I won't even buy a book for myself if I can tell someone else has thumbed it at the bookstore, at least not without a substantial discount!
I'm pretty much the same, except that Mrs GL has a tendency to twist books when readin them. Eventually, they all turn into unrecognizable pulpy mush.

I used to whine about it.

then I figured : who cares?
By the time I have kids old enough to read my collection, the books will be old, smelly and yellowed anyway. What's a little damage going to change?

And since I don't intend to sell any of them on eBay... I have given up.

Still, I never really open a book. I just peek between the pages, so as not to damage the spine.
i tend not to lend books because i don't want them damaged. recently leant out gibson paperbacks though, and was so glad they were backups for my hardbacks! i should probably loosen up like arkan, but i'll wait for the right woman before i let anyone damage my precious...
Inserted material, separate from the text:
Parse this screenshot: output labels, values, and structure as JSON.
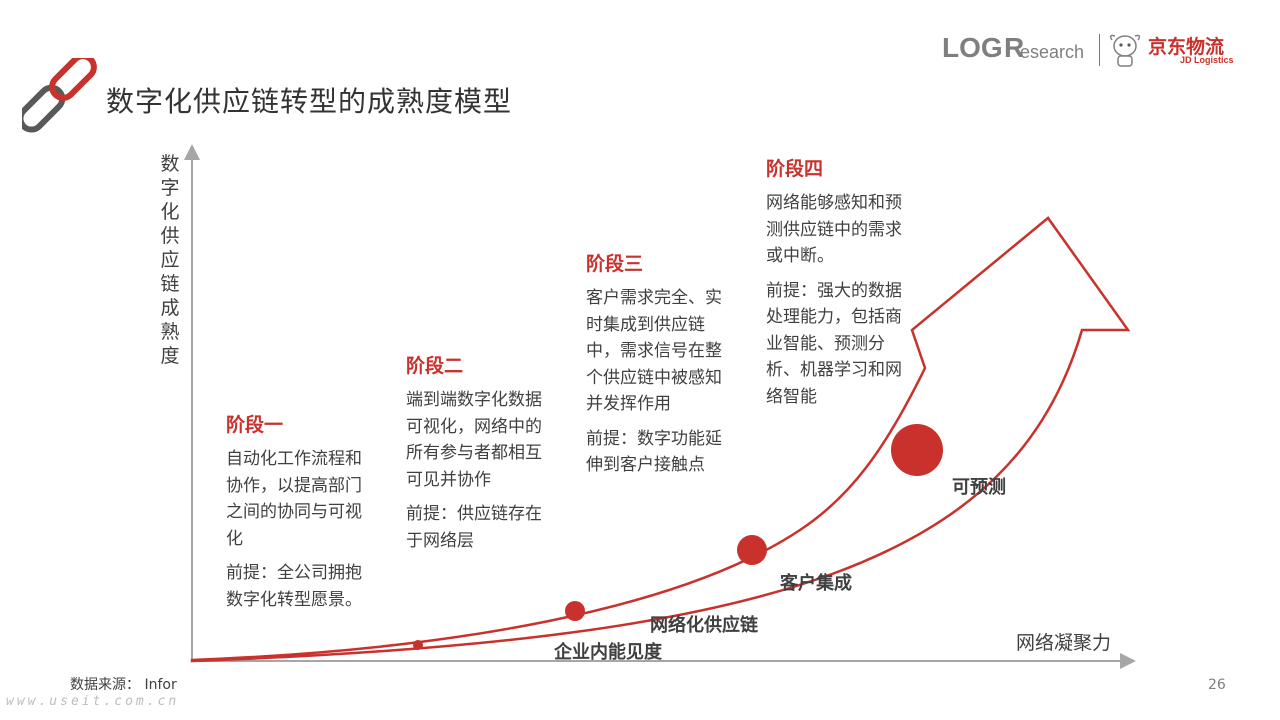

as for second hand, they are different because they are cheap, and often good finds you wouldn't get otherwise, so those are wonderful gems to be treasured for different reasons.
I'll read books to bits and pieces. Really. What good is a book you love if it looks like nobody's ever actually touched it? Books need to look like they've lived, it's part of their charm.
I have the same attitude towards almost everything i own. I've no problem with my guitar being dent and scratched. My laptop looks like it's been through a floggin' after a year's use and if i would have a car i'd probably not care if it got scratched or dented either. The only exception is CD's, because damage to those actually influence the sound.
I often read 100 year old books that have been out
of print for 40 years. They're not that expensive
because nobody really wants to read archaeology
texts, but they're impossible to find. Replacement
is not much of an option, so it's in my best
interest to leave them in as good a shape as
possible. Plus, most archaeologists make plans on
what's to happen to their collections when they
die (those collections being the only thing they
have of value).
quote:
Originally posted by remotepush:
i should probably loosen up like arkan, but i'll wait for the right woman before i let anyone damage my precious....


I had to accept that with my knives....

I was thinking of buying some beautiful custom-ordered steak knives and then I realized I'd just get mad at my husband for the way he would handle them. It's not so bad that he puts them in the dishwasher, but he sure knows how to scratch a knife while sharpening it!
LOL, that's great, Gromit!

Ya know, these days I just try and stick to paperbacks. I made that vow after buying Cryptinomicon for $40 only to have the spine crack in the middle halfway through the first read. I swear to god it wasn't my fault, but none-the-less, the paperback rule... plus it's just hard to tote a really big hardback around whereas a paperback is imminently tote-able.